Von: lup
St. Martin in Thurn – Werke des deutschen Malers Siegward Sprotte und eine Installation des Gadertaler Künstlers Lois Anvidalfarei präsentierte das Museum Ladin heute in seinem Hauptsitz in Sankt Martin in Thurn.
Eine Reise von Süden nach Norden, vom Gadertal bis zur deutschen Nordseeinsel Sylt. Dies erwartet die Besucherinnen und Besucher der Ausstellung „Siegward Sprotte. Nord süd, la geografia dl’ert“, die heute – zwanzig Jahre nach dem Tod des Künstlers (1913-2004) – im Museum Ladin Ciastel de Tor in Sankt Martin in Thurn eröffnet wurde. Die Verbindung des deutschen Malers mit dem Gadertal begann 1936, als Sprotte eher zufällig nach Kolfuschg kam, in den darauffolgenden Jahrzehnten kehrte er immer wieder hierher zurück. Die Gemeinde St. Martin in Thurn verlieh ihm 2003 die Ehrenbürgerschaft, das Museum feierte ihn damals mit einer Ausstellung und besitzt noch heute eine Sammlung von Werken, die der Künstler ihm im Laufe seines Lebens vermacht hat.
„Norden und Süden. Meer und Berge. Farbe und Form. Das sind die Gegensätze, die Sprotte mit äußerster Natürlichkeit in einen Dialog treten lässt“. So fasst Kurator Phil Mer die Themen der Ausstellung zusammen. Dabei lässt der Maler, der sich ausdrücklich nicht als Landschaftsmaler bezeichnet, durchblicken, dass seine Bilder nicht das wiedergeben, was seine Augen sehen. Das zeigt sich zum Beispiel darin, dass er die Landschaft, die ihn umgab, normalerweise nicht en plein air malte. Er malte das Meer, wenn er in den Bergen war, oder umgekehrt die Berge, wenn er zu Hause an der Nordsee war. „Das ist typisch für einen erfahrenen Künstler, der das, was er aufnimmt und sieht, verinnerlicht und abruft, wenn er sich seiner Kunst widmet“, betont Phil Mer. Und im Gegensatz zu einem typischen Phänomen in der Kunstgeschichte, dass die Farben eines Malers oder einer Malerin nach einer Reise in den Süden lebhafter, flammender werden, findet Sprotte im Norden die dominierende Farbe seiner Palette, im Süden die Anatomie der Form. In den Bergen sind Sprottes Farben dunkler, die Pinselstriche spärlicher, aber umso entschiedener. Paradoxerweise wählt er für den Norden wärmere und für den Süden kältere Farben.

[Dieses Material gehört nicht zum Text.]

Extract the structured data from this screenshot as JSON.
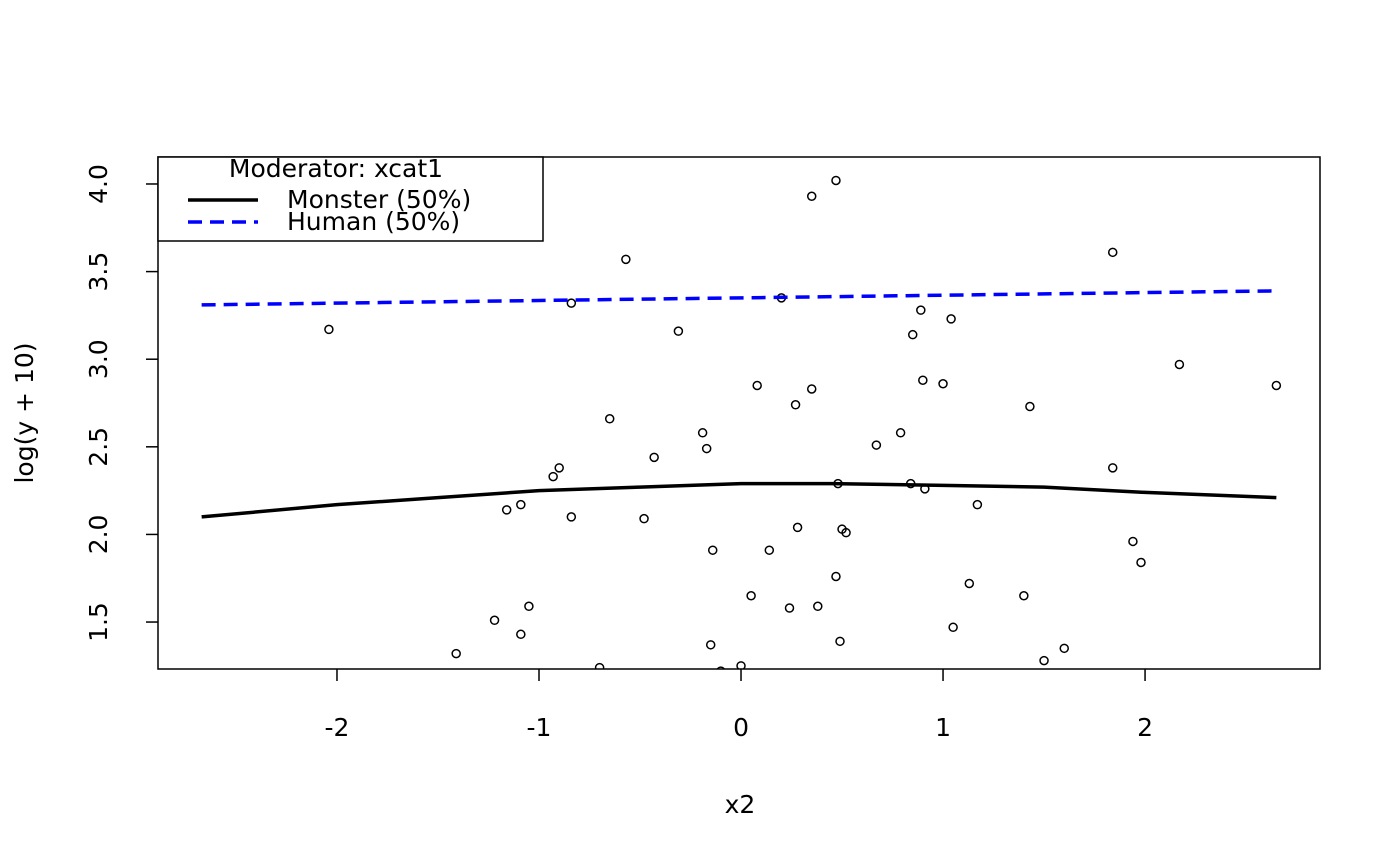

Auch der mittelalterliche Burgturm hat einen Norden und einen Süden: zwei getrennte Räume, ein Südzimmer mit Bildern von Bäumen, vom Wind gepeitscht und von Schneemassen niedergedrückt, stilisierte Tannen und Kiefern und ein Nordzimmer mit der Insel Sylt und der Energie der Wellen.
Die Ausstellung ist bis Ende September zu sehen.
Im Neugebäude neben dem Schloss wurde heute auch die Installation TOR von Lois Anvidalfarei präsentiert: Sie besteht aus der Bronzefigur „Fallender“ – eine von sechs, die der Gadertaler Künstler 2013 für den Zyklus Conditio Humana geschaffen hat, die in einer Struktur aus Gerüstrohren hängt. Es ist ein Werk über das Dasein zwischen körperlicher Kraft, Beherrschung, Ausdauer und Scheitern, oder wie Anvidalfarei es formuliert: “Der Mensch in seiner Vergänglichkeit: Obwohl das Leben vergänglich und fehlbar ist, ist die Sehnsucht nach seiner Vollkommenheit der Ursprung eines hohen Prinzips”.
Das Museum Ladin hat die nun permanente Installation in Zusammenarbeit mit der Biennale für Kunst im öffentlichen Raum SMACH mittels einer Ausschreibung des italienischen Kulturministeriums erworben.